Personal information
- Full name: Gonzalo Martínez Caicedo
- Date of birth: 30 November 1975 (age 49)
- Place of birth: Candelaria, Valle del Cauca, Colombia
- Height: 1.78 m (5 ft 10 in)
- Position(s): Defender

Senior career*
- Years: Team / Apps / (Gls)
- 1998–2001: Deportes Tolima
- 2001–2003: Udinese / 24 / (0)
- 2003: → Napoli (loan) / 20 / (0)
- 2003–2004: Reggina / 14 / (0)
- 2004: → Napoli (loan) / 12 / (0)
- 2005: Deportes Tolima / 21 / (3)
- 2006: Olimpia / 18 / (0)
- 2006: Libertad / 27 / (0)
- 2007: Millonarios / 36 / (0)
- 2008: D.C. United / 26 / (1)
- 2009–2010: Atlético Huila / 74 / (12)
- 2011: Deportivo Cali / 29 / (2)
- 2012: Real Cartagena / 15 / (2)
- 2012–2015: Patriotas / 19 / (1)

International career
- 2001–2006: Colombia / 36 / (1)

Managerial career
- 2016: Patriotas (assistant)
- 2017: Atlético Bucaramanga (assistant)
- 2017–2019: Unión Magdalena (assistant)
- 2019–2023: Independiente Santa Fe (assistant)
- 2024: Yaracuyanos

= Gonzalo Martínez =

Colombian footballer (born 1975)

Gonzalo Martinez Caicedo (born 30 November 1975) is a Colombian football manager and former player who played as a defender.

==Club career==
Martínez was born in Candelaria, Valle del Cauca. He started his professional career in the Colombian First Division with Deportes Tolima in 1998 before moving to Italian Serie A side Udinese in 2001. Martinez made 24 appearances for Udinese from 2001 to 2003 before joining Napoli on loan, where he spent part of the 2002–03 campaign. Half of the registration rights was also signed by A.C. Venezia in January 2003 by exchanged with Rubén Maldonado. In the 2003–04 season, he moved to Reggina with Andrea Sottil and David Di Michele, where he made 14 appearances.

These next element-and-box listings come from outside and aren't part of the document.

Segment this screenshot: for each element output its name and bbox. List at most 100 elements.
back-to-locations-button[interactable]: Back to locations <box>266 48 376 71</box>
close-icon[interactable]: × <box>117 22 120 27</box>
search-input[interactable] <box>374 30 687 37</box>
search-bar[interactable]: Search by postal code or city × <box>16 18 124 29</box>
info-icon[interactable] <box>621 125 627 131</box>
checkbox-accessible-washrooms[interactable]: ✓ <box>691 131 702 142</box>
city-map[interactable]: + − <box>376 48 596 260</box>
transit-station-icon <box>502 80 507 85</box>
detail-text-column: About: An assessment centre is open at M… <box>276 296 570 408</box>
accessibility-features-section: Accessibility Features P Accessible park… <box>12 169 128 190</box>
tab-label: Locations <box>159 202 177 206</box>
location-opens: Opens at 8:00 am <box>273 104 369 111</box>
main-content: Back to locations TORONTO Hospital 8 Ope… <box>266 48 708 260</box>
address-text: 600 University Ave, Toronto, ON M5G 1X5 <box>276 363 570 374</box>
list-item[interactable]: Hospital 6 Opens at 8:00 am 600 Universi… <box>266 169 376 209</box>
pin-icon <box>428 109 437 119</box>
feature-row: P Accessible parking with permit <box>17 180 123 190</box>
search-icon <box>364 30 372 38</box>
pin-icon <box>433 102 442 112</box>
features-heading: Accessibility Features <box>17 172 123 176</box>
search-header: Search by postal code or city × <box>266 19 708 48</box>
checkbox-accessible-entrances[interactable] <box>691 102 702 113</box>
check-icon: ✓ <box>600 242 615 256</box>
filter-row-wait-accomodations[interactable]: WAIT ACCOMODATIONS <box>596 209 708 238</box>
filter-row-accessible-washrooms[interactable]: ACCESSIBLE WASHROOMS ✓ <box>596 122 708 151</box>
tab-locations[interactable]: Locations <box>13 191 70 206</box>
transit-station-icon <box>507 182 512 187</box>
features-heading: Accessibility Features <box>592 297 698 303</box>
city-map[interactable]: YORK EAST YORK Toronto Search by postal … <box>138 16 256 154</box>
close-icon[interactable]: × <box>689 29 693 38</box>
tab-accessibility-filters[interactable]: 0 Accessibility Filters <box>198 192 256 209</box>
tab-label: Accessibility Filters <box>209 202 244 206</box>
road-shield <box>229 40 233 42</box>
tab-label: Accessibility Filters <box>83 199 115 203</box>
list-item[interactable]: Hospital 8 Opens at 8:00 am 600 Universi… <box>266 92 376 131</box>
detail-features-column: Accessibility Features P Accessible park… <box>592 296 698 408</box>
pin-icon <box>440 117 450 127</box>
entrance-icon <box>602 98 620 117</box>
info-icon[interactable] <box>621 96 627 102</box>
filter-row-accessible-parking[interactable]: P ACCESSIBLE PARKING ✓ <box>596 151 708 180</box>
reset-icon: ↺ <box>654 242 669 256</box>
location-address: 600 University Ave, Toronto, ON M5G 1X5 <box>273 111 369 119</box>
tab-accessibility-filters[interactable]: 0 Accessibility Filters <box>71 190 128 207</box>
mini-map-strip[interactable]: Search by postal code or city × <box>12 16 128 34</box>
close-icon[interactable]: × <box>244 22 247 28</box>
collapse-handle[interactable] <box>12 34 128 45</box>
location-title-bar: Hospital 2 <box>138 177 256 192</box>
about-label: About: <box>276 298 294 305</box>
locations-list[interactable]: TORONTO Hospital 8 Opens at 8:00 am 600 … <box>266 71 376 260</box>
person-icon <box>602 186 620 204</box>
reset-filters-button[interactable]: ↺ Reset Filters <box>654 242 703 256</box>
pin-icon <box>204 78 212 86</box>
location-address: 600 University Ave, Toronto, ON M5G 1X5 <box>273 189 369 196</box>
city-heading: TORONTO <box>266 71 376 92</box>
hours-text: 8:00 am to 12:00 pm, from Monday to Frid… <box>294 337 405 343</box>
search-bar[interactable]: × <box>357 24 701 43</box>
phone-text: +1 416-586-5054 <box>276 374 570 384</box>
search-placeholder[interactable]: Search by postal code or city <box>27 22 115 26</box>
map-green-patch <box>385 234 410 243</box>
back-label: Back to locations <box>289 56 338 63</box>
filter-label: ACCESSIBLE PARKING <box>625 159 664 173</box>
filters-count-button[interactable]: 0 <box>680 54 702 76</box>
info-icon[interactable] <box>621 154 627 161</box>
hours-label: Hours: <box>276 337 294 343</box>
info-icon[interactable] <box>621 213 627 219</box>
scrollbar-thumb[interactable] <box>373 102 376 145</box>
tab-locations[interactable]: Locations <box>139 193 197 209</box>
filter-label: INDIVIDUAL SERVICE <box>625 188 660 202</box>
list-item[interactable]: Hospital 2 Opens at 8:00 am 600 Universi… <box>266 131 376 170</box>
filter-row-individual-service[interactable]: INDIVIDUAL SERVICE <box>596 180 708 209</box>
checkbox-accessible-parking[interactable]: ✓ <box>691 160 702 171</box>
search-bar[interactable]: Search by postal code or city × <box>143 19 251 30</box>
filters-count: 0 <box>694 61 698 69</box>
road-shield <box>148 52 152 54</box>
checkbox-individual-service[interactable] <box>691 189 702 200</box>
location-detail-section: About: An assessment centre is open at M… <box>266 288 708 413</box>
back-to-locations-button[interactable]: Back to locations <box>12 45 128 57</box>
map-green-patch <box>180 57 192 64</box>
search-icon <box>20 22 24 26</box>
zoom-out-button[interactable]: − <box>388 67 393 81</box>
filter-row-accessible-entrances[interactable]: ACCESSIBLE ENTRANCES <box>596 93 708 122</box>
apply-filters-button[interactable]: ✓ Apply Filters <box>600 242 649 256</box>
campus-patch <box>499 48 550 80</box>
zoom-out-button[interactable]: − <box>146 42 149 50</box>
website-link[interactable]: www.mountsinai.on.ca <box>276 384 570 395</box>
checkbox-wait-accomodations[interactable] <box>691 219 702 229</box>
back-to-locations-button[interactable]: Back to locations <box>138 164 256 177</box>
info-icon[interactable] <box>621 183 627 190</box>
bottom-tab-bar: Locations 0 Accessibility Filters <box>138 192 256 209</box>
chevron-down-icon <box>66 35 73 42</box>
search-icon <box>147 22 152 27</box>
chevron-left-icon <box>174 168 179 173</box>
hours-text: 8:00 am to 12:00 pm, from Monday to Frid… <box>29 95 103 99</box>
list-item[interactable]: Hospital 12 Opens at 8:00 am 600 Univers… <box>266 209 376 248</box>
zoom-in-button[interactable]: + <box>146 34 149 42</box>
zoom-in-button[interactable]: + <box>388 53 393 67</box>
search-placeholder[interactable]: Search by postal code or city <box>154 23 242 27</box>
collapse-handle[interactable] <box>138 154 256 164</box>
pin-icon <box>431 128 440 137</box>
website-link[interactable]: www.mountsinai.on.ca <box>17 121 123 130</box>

The Colombian defender returned to his native Colombia and rejoined Deportes Tolima for the 2005 season, notching three goals in 21 appearances. Martìnez then moved to Olimpia, and later, Paraguayan side Libertad, during the 2005–06 season, where he started in a combined 27 games and helped Libertad capture the Paraguayan First Division championship. In 2007, Martìnez returned to Colombia and appeared in 36 games for Millonarios.

In early 2008, he moved to D.C. United, where he started initially at center back, then left back, before falling out of favor with the coaching staff. After 1 goal and 2 assists in 22 starts with United, Martinez returned to Colombia to play for Atlético Huila.

==International career==
Martinez has represented Colombia 36 times at the international level. He participated in the qualifiers for the 2002 FIFA World Cup in Korea and Japan, and also the qualifiers for the 2006 FIFA World Cup in Germany. He also represented his country at the 2003 FIFA Confederations Cup and 2004 Copa América.